Hastings and Trujillo met in 2015, at Seattle's Emerald City Comic Con. They bonded, in part, over a shared love of history and a desire for it to better reflect the lives and impact of queer people.

"It's frustrating, being a gay person. You want to look to the past and see elements of yourself or feel like you belong in the fabric of American history, but we come to a dead end any time before Stonewall," said Trujillo.

So Hastings and Trujillo created their own story about two men — in this case, an aristocrat and a working-class farmer — in love on the eve of the Revolutionary War. Hastings said the story plays with the class tensions between the two men, complicating the notion that every person who took up arms in 1776 was fighting for high-minded ideals.
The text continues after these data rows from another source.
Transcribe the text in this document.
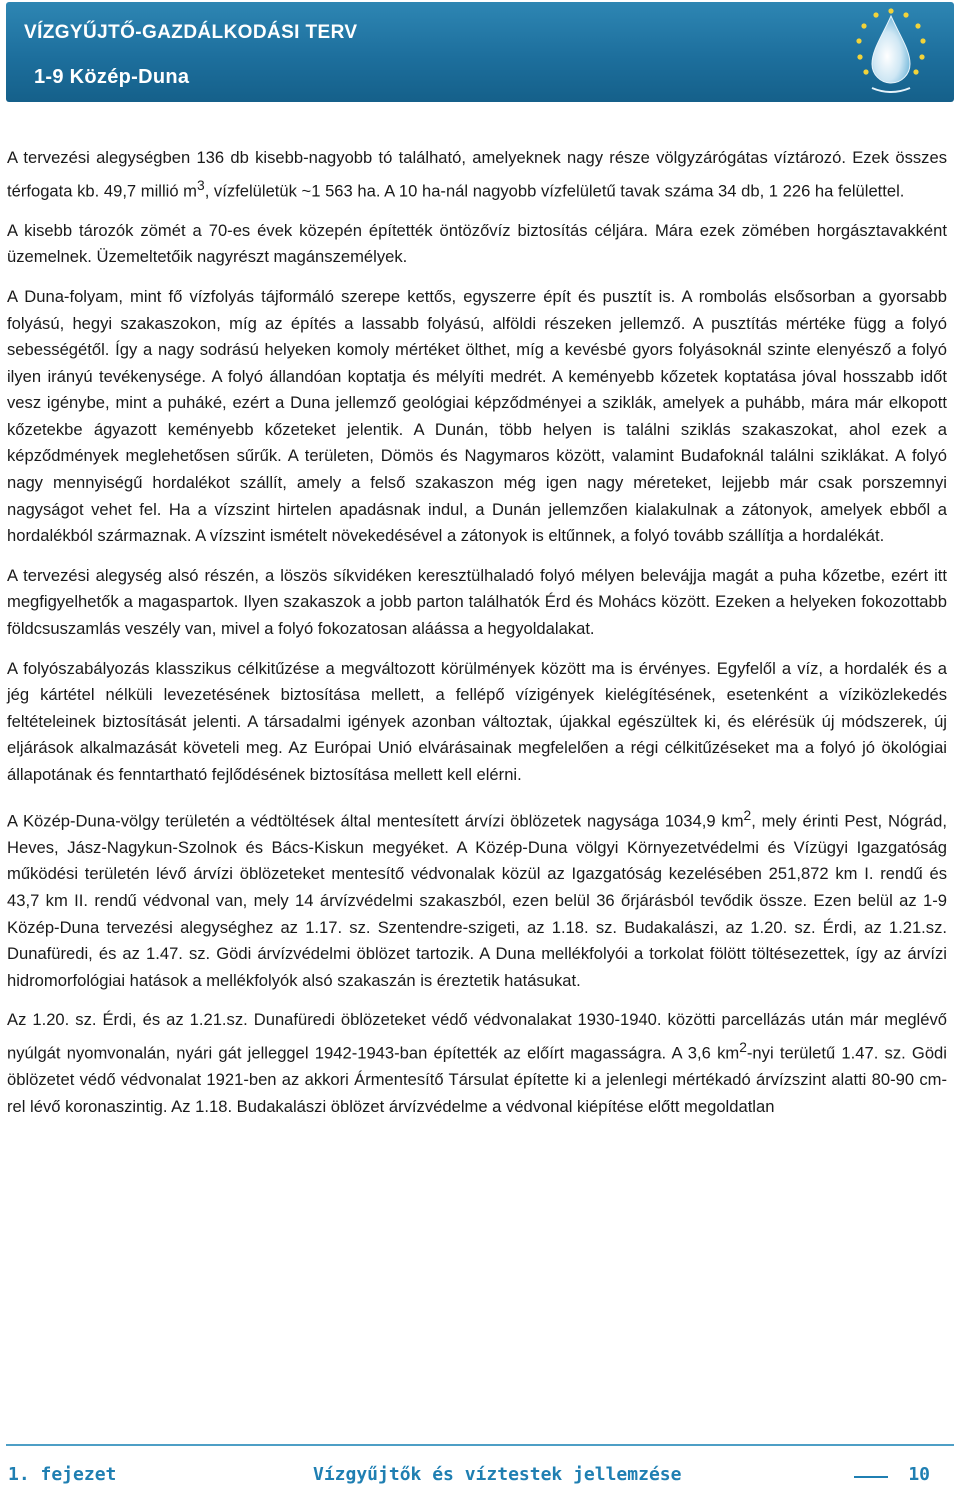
VÍZGYŰJTŐ-GAZDÁLKODÁSI TERV
1-9 Közép-Duna

A tervezési alegységben 136 db kisebb-nagyobb tó található, amelyeknek nagy része völgyzárógátas víztározó. Ezek összes térfogata kb. 49,7 millió $m^3$, vízfelületük ~1 563 ha. A 10 ha-nál nagyobb vízfelületű tavak száma 34 db, 1 226 ha felülettel.

A kisebb tározók zömét a 70-es évek közepén építették öntözővíz biztosítás céljára. Mára ezek zömében horgásztavakként üzemelnek. Üzemeltetőik nagyrészt magánszemélyek.

A Duna-folyam, mint fő vízfolyás tájformáló szerepe kettős, egyszerre épít és pusztít is. A rombolás elsősorban a gyorsabb folyású, hegyi szakaszokon, míg az építés a lassabb folyású, alföldi részeken jellemző. A pusztítás mértéke függ a folyó sebességétől. Így a nagy sodrású helyeken komoly mértéket ölthet, míg a kevésbé gyors folyásoknál szinte elenyésző a folyó ilyen irányú tevékenysége. A folyó állandóan koptatja és mélyíti medrét. A keményebb kőzetek koptatása jóval hosszabb időt vesz igénybe, mint a puháké, ezért a Duna jellemző geológiai képződményei a sziklák, amelyek a puhább, mára már elkopott kőzetekbe ágyazott keményebb kőzeteket jelentik. A Dunán, több helyen is találni sziklás szakaszokat, ahol ezek a képződmények meglehetősen sűrűk. A területen, Dömös és Nagymaros között, valamint Budafoknál találni sziklákat. A folyó nagy mennyiségű hordalékot szállít, amely a felső szakaszon még igen nagy méreteket, lejjebb már csak porszemnyi nagyságot vehet fel. Ha a vízszint hirtelen apadásnak indul, a Dunán jellemzően kialakulnak a zátonyok, amelyek ebből a hordalékból származnak. A vízszint ismételt növekedésével a zátonyok is eltűnnek, a folyó tovább szállítja a hordalékát.

A tervezési alegység alsó részén, a löszös síkvidéken keresztülhaladó folyó mélyen belevájja magát a puha kőzetbe, ezért itt megfigyelhetők a magaspartok. Ilyen szakaszok a jobb parton találhatók Érd és Mohács között. Ezeken a helyeken fokozottabb földcsuszamlás veszély van, mivel a folyó fokozatosan aláássa a hegyoldalakat.

A folyószabályozás klasszikus célkitűzése a megváltozott körülmények között ma is érvényes. Egyfelől a víz, a hordalék és a jég kártétel nélküli levezetésének biztosítása mellett, a fellépő vízigények kielégítésének, esetenként a víziközlekedés feltételeinek biztosítását jelenti. A társadalmi igények azonban változtak, újakkal egészültek ki, és elérésük új módszerek, új eljárások alkalmazását követeli meg. Az Európai Unió elvárásainak megfelelően a régi célkitűzéseket ma a folyó jó ökológiai állapotának és fenntartható fejlődésének biztosítása mellett kell elérni.

A Közép-Duna-völgy területén a védtöltések által mentesített árvízi öblözetek nagysága 1034,9 $km^2$, mely érinti Pest, Nógrád, Heves, Jász-Nagykun-Szolnok és Bács-Kiskun megyéket. A Közép-Duna völgyi Környezetvédelmi és Vízügyi Igazgatóság működési területén lévő árvízi öblözeteket mentesítő védvonalak közül az Igazgatóság kezelésében 251,872 km I. rendű és 43,7 km II. rendű védvonal van, mely 14 árvízvédelmi szakaszból, ezen belül 36 őrjárásból tevődik össze. Ezen belül az 1-9 Közép-Duna tervezési alegységhez az 1.17. sz. Szentendre-szigeti, az 1.18. sz. Budakalászi, az 1.20. sz. Érdi, az 1.21.sz. Dunafüredi, és az 1.47. sz. Gödi árvízvédelmi öblözet tartozik. A Duna mellékfolyói a torkolat fölött töltésezettek, így az árvízi hidromorfológiai hatások a mellékfolyók alsó szakaszán is éreztetik hatásukat.

Az 1.20. sz. Érdi, és az 1.21.sz. Dunafüredi öblözeteket védő védvonalakat 1930-1940. közötti parcellázás után már meglévő nyúlgát nyomvonalán, nyári gát jelleggel 1942-1943-ban építették az előírt magasságra. A 3,6 $km^2$-nyi területű 1.47. sz. Gödi öblözetet védő védvonalat 1921-ben az akkori Ármentesítő Társulat építette ki a jelenlegi mértékadó árvízszint alatti 80-90 cm-rel lévő koronaszintig. Az 1.18. Budakalászi öblözet árvízvédelme a védvonal kiépítése előtt megoldatlan

1. fejezet	Vízgyűjtők és víztestek jellemzése	10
"The original patriots, they didn't all go to war over taxes," Trujillo said. "They had a hundred thousand reasons why they wanted to create a new nation. Some were more self-serving than others, but they still reached a consensus to do this incredible thing."

A 12-page preview issue of the Declaration series came out in November 2016. The duo self-published the initial run and are now crowdfunding in support of follow-up issues. It's tricky to balance this side project against their full-time work, said Hastings.

But they sense a hunger among comics fans for this style of historical nonfiction — one that reminds readers of the subtle contributions of unsung, ordinary people. A life omitted from the historical record, Trujillo said, is still a life that mattered.

"We've always had a place at the table," he said. "It's only other people slighting us or demeaning us that those facts recede."